Chat Noir frowned. “He’s a ghost.”
Randy shrugged. “Only some of the time.”
Haley spun to her brother. “What’s that supposed to mean?” she hissed, and he shushed her. Unsuccessfully. They started arguing again. Randy tuned them out, figuring Danny would show up sooner rather than later anyway, and he could settle things easily enough.
“You’ve gotta admit,” Randy said to Chat Noir, “that you’re not exactly inconspicuous in that getup.”
“I’m not exactly inconspicuous without it, either,” mumbled Chat Noir, though that made no sense to Randy. The Critic lady had said this was a foreign country for him, so it’s not like he’d actually know anyone here or that anyone would know him. Even if he was visiting relatives, chances were they didn’t know his secret, so there was nothing wrong with them seeing him without his mask. He’d be as thoroughly unremarkable to this crowd as Randy was. No one was going to look at him twice. But in that cat getup? After fighting earlier? Someone was bound to look again, even in a city this big.

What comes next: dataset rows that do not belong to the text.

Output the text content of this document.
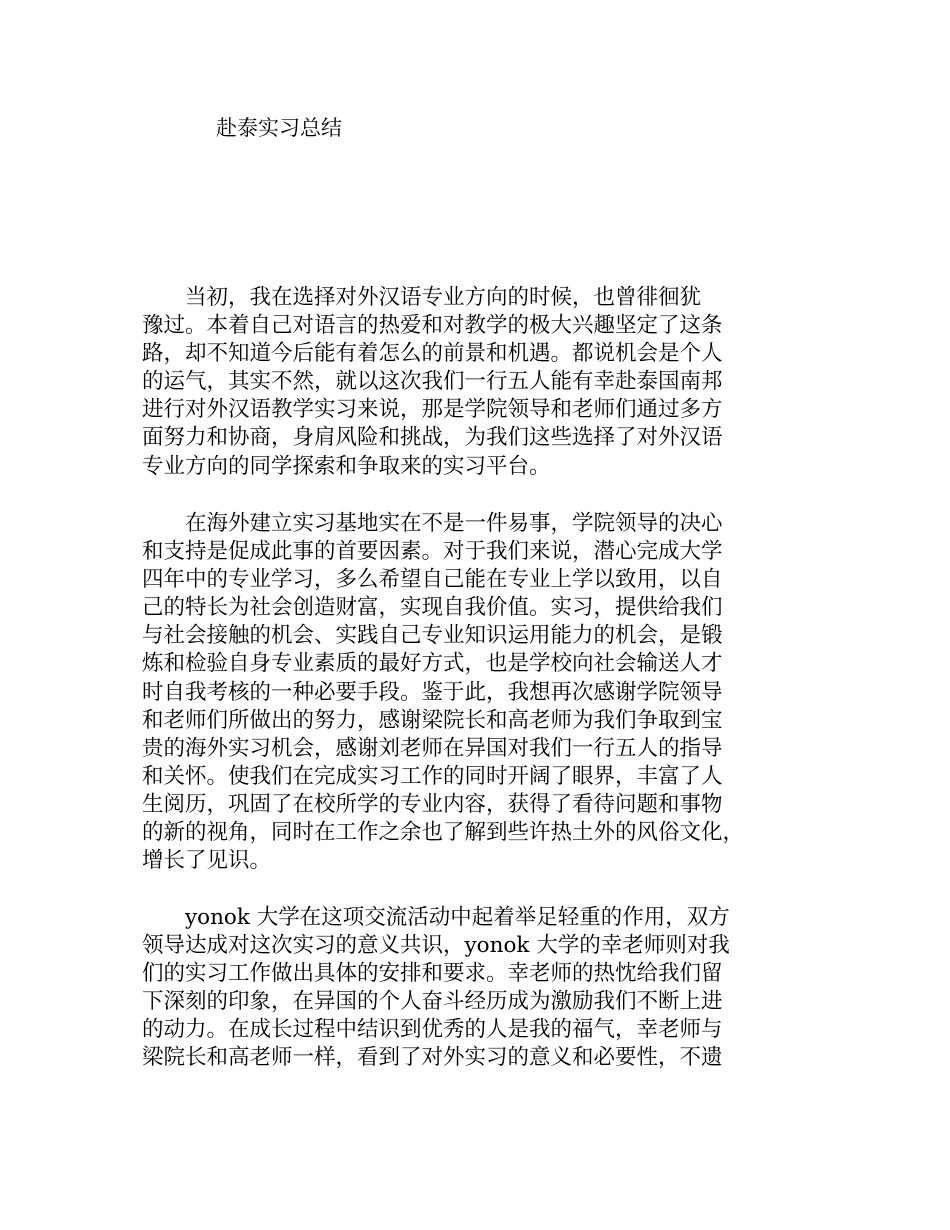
赴泰实习总结
　　当初，我在选择对外汉语专业方向的时候，也曾徘徊犹
豫过。本着自己对语言的热爱和对教学的极大兴趣坚定了这条
路，却不知道今后能有着怎么的前景和机遇。都说机会是个人
的运气，其实不然，就以这次我们一行五人能有幸赴泰国南邦
进行对外汉语教学实习来说，那是学院领导和老师们通过多方
面努力和协商，身肩风险和挑战，为我们这些选择了对外汉语
专业方向的同学探索和争取来的实习平台。
　　在海外建立实习基地实在不是一件易事，学院领导的决心
和支持是促成此事的首要因素。对于我们来说，潜心完成大学
四年中的专业学习，多么希望自己能在专业上学以致用，以自
己的特长为社会创造财富，实现自我价值。实习，提供给我们
与社会接触的机会、实践自己专业知识运用能力的机会，是锻
炼和检验自身专业素质的最好方式，也是学校向社会输送人才
时自我考核的一种必要手段。鉴于此，我想再次感谢学院领导
和老师们所做出的努力，感谢梁院长和高老师为我们争取到宝
贵的海外实习机会，感谢刘老师在异国对我们一行五人的指导
和关怀。使我们在完成实习工作的同时开阔了眼界，丰富了人
生阅历，巩固了在校所学的专业内容，获得了看待问题和事物
的新的视角，同时在工作之余也了解到些许热土外的风俗文化，
增长了见识。
　　yonok 大学在这项交流活动中起着举足轻重的作用，双方
领导达成对这次实习的意义共识，yonok 大学的幸老师则对我
们的实习工作做出具体的安排和要求。幸老师的热忱给我们留
下深刻的印象，在异国的个人奋斗经历成为激励我们不断上进
的动力。在成长过程中结识到优秀的人是我的福气，幸老师与
梁院长和高老师一样，看到了对外实习的意义和必要性，不遗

“C’mon, the others already know what you look like. It’s just me, and I’m not from here, either. If that makes you feel any better. I mean, I’m still trying to figure out how I’m going to get home when this is over, so….”
Chat Noir sighed and walked back toward the alley. Randy followed, more to get farther away from the squabbling siblings than anything else. “Claws in,” Randy heard Chat Noir whisper when he was out of easy sight, and the boy tugged the hood of his sweater farther forward before turning around.
Yup.
Unremarkable.
Randy didn’t even need to see his face out of shadow to know that much. “Got a name?” he asked.
Chat Noir hesitated.
Randy didn’t miss Chat Noir’s glance in the direction of Jake and Haley. Quick as it had been, Chat Noir’s continued silence spoke volumes for him. “Just tell me the name of your best friend for now,” Randy suggested, even though it wasn’t like any of them would be able to figure out Chat Noir’s identity from his first name alone even if they wanted to. “That way, you’ll remember what we’re calling you, and you can tell us your real name later if you want.”
Chat Noir smiled. It was small, but it was still a smile, so Randy figured that was a win. “Call me Nino.”